Rick is the founder of the first Pirate Party and a low-altitude motorcycle pilot. He lives on Alexanderplatz in Berlin, Germany, roasts his own coffee, and as of right now (2019-2020) is taking a little break.


  1. Good Work


  2. Askarel

    You also have the option of making /boot on a separate drive, like a USB stick and keep the non-bootable PCI adapter for the root filesystem.

    If you still want to use the good old ATA connector, you might be interested by one of these: (i use one in my car computer, run flawlessly. :-))

    1. Jon Severinsson

      You don’t even needto put /boot on a separate device, all you need is to put the boot sectors on something the BIOS will detect (USB stick, sd-card, floppy drive or even an old HD on the partially broken SATA interface).

      On startup BIOS will load GRUB from that boot device, and then GRUB will boot the kernel from your working harddrive on the PCI SATA controller. GRUB is only ~30kB (depending on RAID/LVM/FS for /boot, on my ext4 on RAID1 system it is 29916 bytes), so it is usually possible to boot from HW that breaks down on even a moderately light load (such as booting the kernel).

      1. Askarel

        Sadly it’s a bit more complicated than that: it’s not enough to put the boot sectors on a drive reachable by BIOS. The boot sector use the BIOS disk routines to read the remaining sectors containing your boot loader, and your boot loader also use the BIOS disk routines to load drivers/kernel/initrd. All the pieces need to be reachable by the BIOS at boot time.

        The purpose of the ROM module on those storage add-on cards is to install the needed hooks so the BIOS can (at least) access the attached drives.

        Grub2 come with some direct access drivers that can get around BIOS limitations, but it still need to be loaded and reassembled in memory using good ol’ BIOS routines

  3. Cesar

    Sorry for saying this, Rick, but it is best for you to replace the entire server, instead of jury-rigging a way of bypassing the damaged parts.
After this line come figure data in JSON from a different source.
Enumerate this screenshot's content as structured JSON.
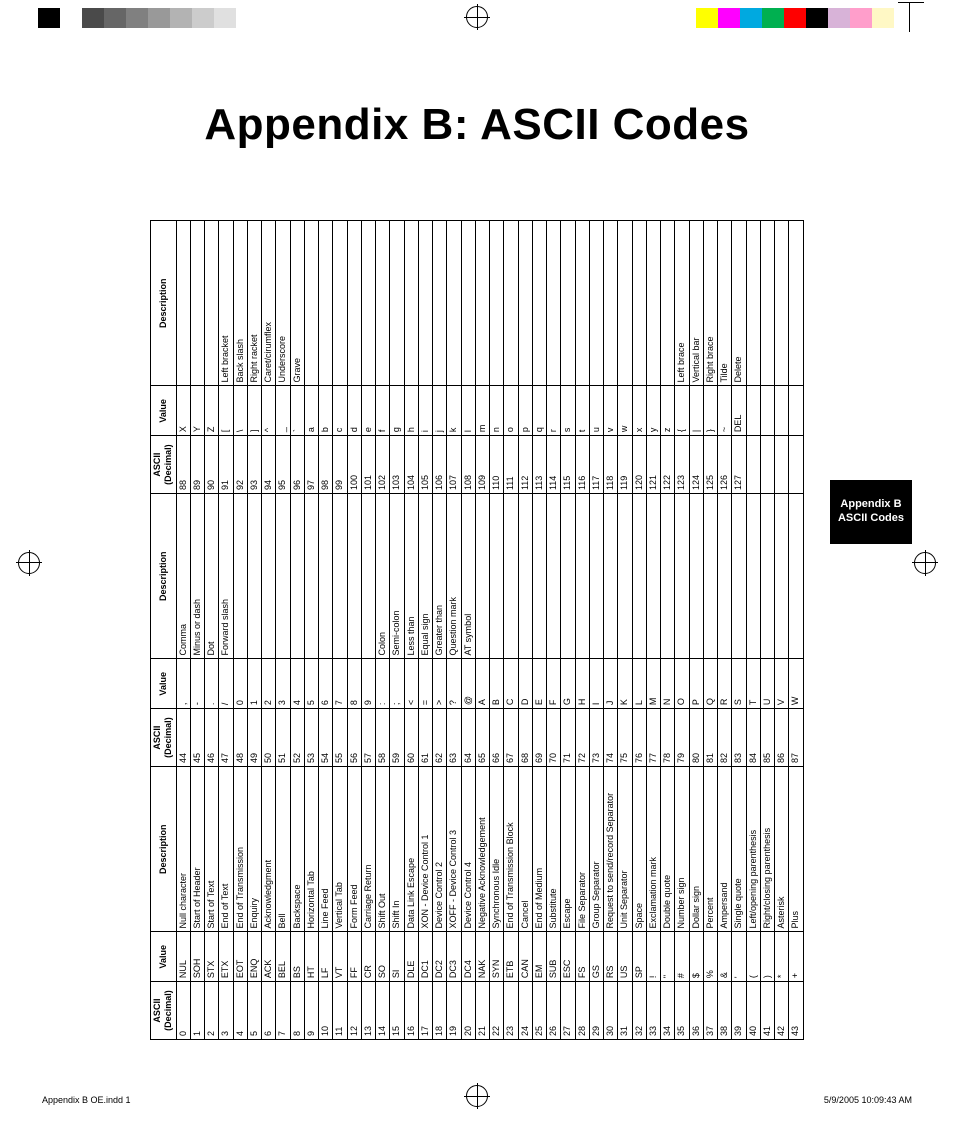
{
  "title": "Appendix B:     ASCII Codes",
  "sidetab_line1": "Appendix B",
  "sidetab_line2": "ASCII Codes",
  "footer_left": "Appendix B OE.indd   1",
  "footer_right": "5/9/2005   10:09:43 AM",
  "hdr_ascii1": "ASCII",
  "hdr_ascii2": "(Decimal)",
  "hdr_value": "Value",
  "hdr_desc": "Description",
  "colorbars": {
    "left": [
      "#000000",
      "#ffffff",
      "#4a4a4a",
      "#666666",
      "#808080",
      "#999999",
      "#b3b3b3",
      "#cccccc",
      "#e0e0e0"
    ],
    "right": [
      "#ffff00",
      "#ff00ff",
      "#00a9e0",
      "#00b050",
      "#ff0000",
      "#000000",
      "#d8b3d8",
      "#ff9ecb",
      "#fff8c5"
    ]
  },
  "rows": [
    [
      "0",
      "NUL",
      "Null character",
      "44",
      ",",
      "Comma",
      "88",
      "X",
      ""
    ],
    [
      "1",
      "SOH",
      "Start of Header",
      "45",
      "-",
      "Minus or dash",
      "89",
      "Y",
      ""
    ],
    [
      "2",
      "STX",
      "Start of Text",
      "46",
      ".",
      "Dot",
      "90",
      "Z",
      ""
    ],
    [
      "3",
      "ETX",
      "End of Text",
      "47",
      "/",
      "Forward slash",
      "91",
      "[",
      "Left bracket"
    ],
    [
      "4",
      "EOT",
      "End of Transmission",
      "48",
      "0",
      "",
      "92",
      "\\",
      "Back slash"
    ],
    [
      "5",
      "ENQ",
      "Enquiry",
      "49",
      "1",
      "",
      "93",
      "]",
      "Right racket"
    ],
    [
      "6",
      "ACK",
      "Acknowledgment",
      "50",
      "2",
      "",
      "94",
      "^",
      "Caret/cirumflex"
    ],
    [
      "7",
      "BEL",
      "Bell",
      "51",
      "3",
      "",
      "95",
      "_",
      "Underscore"
    ],
    [
      "8",
      "BS",
      "Backspace",
      "52",
      "4",
      "",
      "96",
      "`",
      "Grave"
    ],
    [
      "9",
      "HT",
      "Horizontal Tab",
      "53",
      "5",
      "",
      "97",
      "a",
      ""
    ],
    [
      "10",
      "LF",
      "Line Feed",
      "54",
      "6",
      "",
      "98",
      "b",
      ""
    ],
    [
      "11",
      "VT",
      "Vertical Tab",
      "55",
      "7",
      "",
      "99",
      "c",
      ""
    ],
    [
      "12",
      "FF",
      "Form Feed",
      "56",
      "8",
      "",
      "100",
      "d",
      ""
    ],
    [
      "13",
      "CR",
      "Carriage Return",
      "57",
      "9",
      "",
      "101",
      "e",
      ""
    ],
    [
      "14",
      "SO",
      "Shift Out",
      "58",
      ":",
      "Colon",
      "102",
      "f",
      ""
    ],
    [
      "15",
      "SI",
      "Shift In",
      "59",
      ";",
      "Semi-colon",
      "103",
      "g",
      ""
    ],
    [
      "16",
      "DLE",
      "Data Link Escape",
      "60",
      "<",
      "Less than",
      "104",
      "h",
      ""
    ],
    [
      "17",
      "DC1",
      "XON - Device Control 1",
      "61",
      "=",
      "Equal sign",
      "105",
      "i",
      ""
    ],
    [
      "18",
      "DC2",
      "Device Control 2",
      "62",
      ">",
      "Greater than",
      "106",
      "j",
      ""
    ],
    [
      "19",
      "DC3",
      "XOFF - Device Control 3",
      "63",
      "?",
      "Question mark",
      "107",
      "k",
      ""
    ],
    [
      "20",
      "DC4",
      "Device Control 4",
      "64",
      "@",
      "AT symbol",
      "108",
      "l",
      ""
    ],
    [
      "21",
      "NAK",
      "Negative Acknowledgement",
      "65",
      "A",
      "",
      "109",
      "m",
      ""
    ],
    [
      "22",
      "SYN",
      "Synchronous Idle",
      "66",
      "B",
      "",
      "110",
      "n",
      ""
    ],
    [
      "23",
      "ETB",
      "End of Transmission Block",
      "67",
      "C",
      "",
      "111",
      "o",
      ""
    ],
    [
      "24",
      "CAN",
      "Cancel",
      "68",
      "D",
      "",
      "112",
      "p",
      ""
    ],
    [
      "25",
      "EM",
      "End of Medium",
      "69",
      "E",
      "",
      "113",
      "q",
      ""
    ],
    [
      "26",
      "SUB",
      "Substitute",
      "70",
      "F",
      "",
      "114",
      "r",
      ""
    ],
    [
      "27",
      "ESC",
      "Escape",
      "71",
      "G",
      "",
      "115",
      "s",
      ""
    ],
    [
      "28",
      "FS",
      "File Separator",
      "72",
      "H",
      "",
      "116",
      "t",
      ""
    ],
    [
      "29",
      "GS",
      "Group Separator",
      "73",
      "I",
      "",
      "117",
      "u",
      ""
    ],
    [
      "30",
      "RS",
      "Request to send/record Separator",
      "74",
      "J",
      "",
      "118",
      "v",
      ""
    ],
    [
      "31",
      "US",
      "Unit Separator",
      "75",
      "K",
      "",
      "119",
      "w",
      ""
    ],
    [
      "32",
      "SP",
      "Space",
      "76",
      "L",
      "",
      "120",
      "x",
      ""
    ],
    [
      "33",
      "!",
      "Exclamation mark",
      "77",
      "M",
      "",
      "121",
      "y",
      ""
    ],
    [
      "34",
      "\"",
      "Double quote",
      "78",
      "N",
      "",
      "122",
      "z",
      ""
    ],
    [
      "35",
      "#",
      "Number sign",
      "79",
      "O",
      "",
      "123",
      "{",
      "Left brace"
    ],
    [
      "36",
      "$",
      "Dollar sign",
      "80",
      "P",
      "",
      "124",
      "|",
      "Vertical bar"
    ],
    [
      "37",
      "%",
      "Percent",
      "81",
      "Q",
      "",
      "125",
      "}",
      "Right brace"
    ],
    [
      "38",
      "&",
      "Ampersand",
      "82",
      "R",
      "",
      "126",
      "~",
      "Tilde"
    ],
    [
      "39",
      "'",
      "Single quote",
      "83",
      "S",
      "",
      "127",
      "DEL",
      "Delete"
    ],
    [
      "40",
      "(",
      "Left/opening parenthesis",
      "84",
      "T",
      "",
      "",
      "",
      ""
    ],
    [
      "41",
      ")",
      "Right/closing parenthesis",
      "85",
      "U",
      "",
      "",
      "",
      ""
    ],
    [
      "42",
      "*",
      "Asterisk",
      "86",
      "V",
      "",
      "",
      "",
      ""
    ],
    [
      "43",
      "+",
      "Plus",
      "87",
      "W",
      "",
      "",
      "",
      ""
    ]
  ]
}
    When something on the motherboard fries, it is usually either caused by problems in the power circuits, or causing problems in the power circuits. The power circuits are global to the machine (it all goes from a single power supply, or a set of them in more expensive servers), so when a problem happens to them, it can affect the whole machine. The SATA ports might have been the first ones to fail, but other parts of the server can start failing at any moment (if they aren’t already failing invisibly, for instance causing bit flips – did you run a memtest86 to check the memory?).

    1. Rick Falkvinge

      I am painfully aware of this, but can’t afford a new server right now. Thanks for taking the time to tell me, though. Appreciated.